Diselenggarakan bersama oleh Pemerintah Fiji dan Program Lingkungan Perserikatan Bangsa-Bangsa (UNEP), Forum ini berfungsi sebagai platform utama di kawasan ini untuk memajukan solusi berkelanjutan dan memperkuat ketahanan lingkungan.
Wakil Perdana Menteri Fiji dan Menteri Perdagangan, Koperasi, dan Usaha Kecil dan Menengah, Manoa Kamikamica, mengatakan, pengelolaan lingkungan bukan lagi sekadar tanggung jawab etis — melainkan tanggung jawab hukum.
”Dan ini adalah tanggung jawab yang harus dipimpin oleh kawasan Asia-Pasifik dengan keyakinan, kejelasan, dan kredibilitas,” ujarnya.
Negara-negara Anggota mendukung Ringkasan Ketua yang mengidentifikasi isu-isu lingkungan prioritas di kawasan ini untuk memastikan bahwa suara Asia Pasifik didengar pada sesi ketujuh Majelis Lingkungan Perserikatan Bangsa-Bangsa (UNEA-7), yang akan diselenggarakan di Nairobi dari 8 hingga 12 Desember 2025. UNEA-7 dengan tema “Memajukan solusi berkelanjutan untuk planet yang tangguh.”
Menurut Wakil Direktur Eksekutif UNEP, Elizabeth Mrema, baik Majelis Lingkungan Hidup Perserikatan Bangsa-Bangsa maupun Forum Regional ini merupakan contoh penting multilateralisme dan kepemimpinan lingkungan.
”Respons kolektif kita harus berorientasi pada solusi, nyata, dan berlandaskan sains,” ujar Elizabeth.
Dalam persiapan UNEA-7, lima rancangan resolusi diajukan oleh negara-negara anggota.

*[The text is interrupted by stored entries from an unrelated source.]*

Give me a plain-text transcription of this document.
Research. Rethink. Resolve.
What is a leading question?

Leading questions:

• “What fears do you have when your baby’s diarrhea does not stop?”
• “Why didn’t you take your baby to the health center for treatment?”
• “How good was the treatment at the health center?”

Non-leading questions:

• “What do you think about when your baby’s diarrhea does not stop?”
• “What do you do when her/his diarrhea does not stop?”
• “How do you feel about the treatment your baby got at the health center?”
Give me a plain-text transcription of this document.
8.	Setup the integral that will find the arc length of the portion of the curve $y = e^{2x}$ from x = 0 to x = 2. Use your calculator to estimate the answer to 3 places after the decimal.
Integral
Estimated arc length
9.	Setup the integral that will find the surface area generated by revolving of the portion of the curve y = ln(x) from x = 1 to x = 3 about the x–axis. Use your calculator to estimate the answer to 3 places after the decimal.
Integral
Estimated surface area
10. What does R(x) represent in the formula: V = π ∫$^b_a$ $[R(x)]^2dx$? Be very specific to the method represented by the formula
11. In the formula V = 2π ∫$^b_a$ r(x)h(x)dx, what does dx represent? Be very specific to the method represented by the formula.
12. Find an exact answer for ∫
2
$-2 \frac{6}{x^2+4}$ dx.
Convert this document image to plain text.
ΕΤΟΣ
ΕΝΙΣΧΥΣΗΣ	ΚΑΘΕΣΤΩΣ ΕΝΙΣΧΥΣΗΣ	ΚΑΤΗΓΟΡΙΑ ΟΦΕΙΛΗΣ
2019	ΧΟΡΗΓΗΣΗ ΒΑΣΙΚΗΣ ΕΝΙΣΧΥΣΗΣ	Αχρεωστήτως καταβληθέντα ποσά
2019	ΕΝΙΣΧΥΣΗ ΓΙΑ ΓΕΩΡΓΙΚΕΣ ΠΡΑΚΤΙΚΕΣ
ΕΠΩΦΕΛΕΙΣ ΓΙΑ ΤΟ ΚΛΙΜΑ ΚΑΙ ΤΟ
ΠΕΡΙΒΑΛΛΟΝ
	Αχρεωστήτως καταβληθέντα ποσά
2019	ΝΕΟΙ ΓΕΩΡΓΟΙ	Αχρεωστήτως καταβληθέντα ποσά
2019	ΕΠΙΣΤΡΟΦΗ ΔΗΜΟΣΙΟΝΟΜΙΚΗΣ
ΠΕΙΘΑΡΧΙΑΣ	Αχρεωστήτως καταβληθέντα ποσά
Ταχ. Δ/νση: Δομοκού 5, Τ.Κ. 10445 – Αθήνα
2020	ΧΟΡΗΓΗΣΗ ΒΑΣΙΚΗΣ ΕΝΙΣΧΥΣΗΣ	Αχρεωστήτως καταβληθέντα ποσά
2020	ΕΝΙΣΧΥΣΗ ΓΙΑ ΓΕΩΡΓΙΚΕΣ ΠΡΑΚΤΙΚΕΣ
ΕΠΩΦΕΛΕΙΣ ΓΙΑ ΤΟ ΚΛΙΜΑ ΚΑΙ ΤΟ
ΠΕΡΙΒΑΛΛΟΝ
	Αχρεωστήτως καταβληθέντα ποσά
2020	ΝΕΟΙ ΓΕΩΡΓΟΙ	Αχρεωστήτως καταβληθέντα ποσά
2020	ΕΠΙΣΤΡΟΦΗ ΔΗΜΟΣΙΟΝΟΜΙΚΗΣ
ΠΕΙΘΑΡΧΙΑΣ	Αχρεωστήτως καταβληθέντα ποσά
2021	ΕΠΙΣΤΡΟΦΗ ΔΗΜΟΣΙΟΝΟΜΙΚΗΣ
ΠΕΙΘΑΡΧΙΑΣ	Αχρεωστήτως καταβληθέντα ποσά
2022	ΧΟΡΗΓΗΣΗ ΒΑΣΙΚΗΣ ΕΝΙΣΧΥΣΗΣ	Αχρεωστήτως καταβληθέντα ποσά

Rancangan ini mencakup proposal untuk mempercepat strategi ekonomi sirkular (Republik Korea), mempromosikan ketahanan terumbu karang (Fiji), meningkatkan partisipasi pemuda dalam aksi iklim (Sri Lanka), memperkuat sinergi dalam implementasi MEA (Jepang), dan mengelola kebakaran hutan (India).
Tuvalu mengumumkan niatnya untuk mengajukan resolusi tentang perpindahan akibat iklim dan kenaikan permukaan laut.
Menjelang Forum tersebut, Forum Kelompok Utama dan Pemangku Kepentingan Asia-Pasifik diselenggarakan, di mana Lenora Qereqeretabua, Asisten Menteri Luar Negeri dan Wakil Ketua Parlemen Fiji, menyampaikan pesan yang kuat:
Forum diakhiri dengan seruan bersama untuk tindakan kolektif yang mendesak guna mengatasi krisis tiga planet di kawasan ini, yaitu perubahan iklim, hilangnya keanekaragaman hayati, dan polusi.
Dengan fokus pada pentingnya kerja sama global, para menteri dan pejabat senior berkomitmen untuk mempercepat implementasi resolusi UNEA, meningkatkan ambisi dalam rencana iklim dan adaptasi, serta memperkuat kerja sama pada prioritas-prioritas utama seperti perlindungan laut, polusi plastik, kualitas udara, dan pemanfaatan sumber daya berkelanjutan.
Model ekonomi sirkular, pembiayaan inovatif, dan solusi berbasis sains ditekankan sebagai pendorong perubahan yang krusial, dengan perhatian khusus diberikan pada kebutuhan unik pulau-pulau kecil dan negara-negara pegunungan.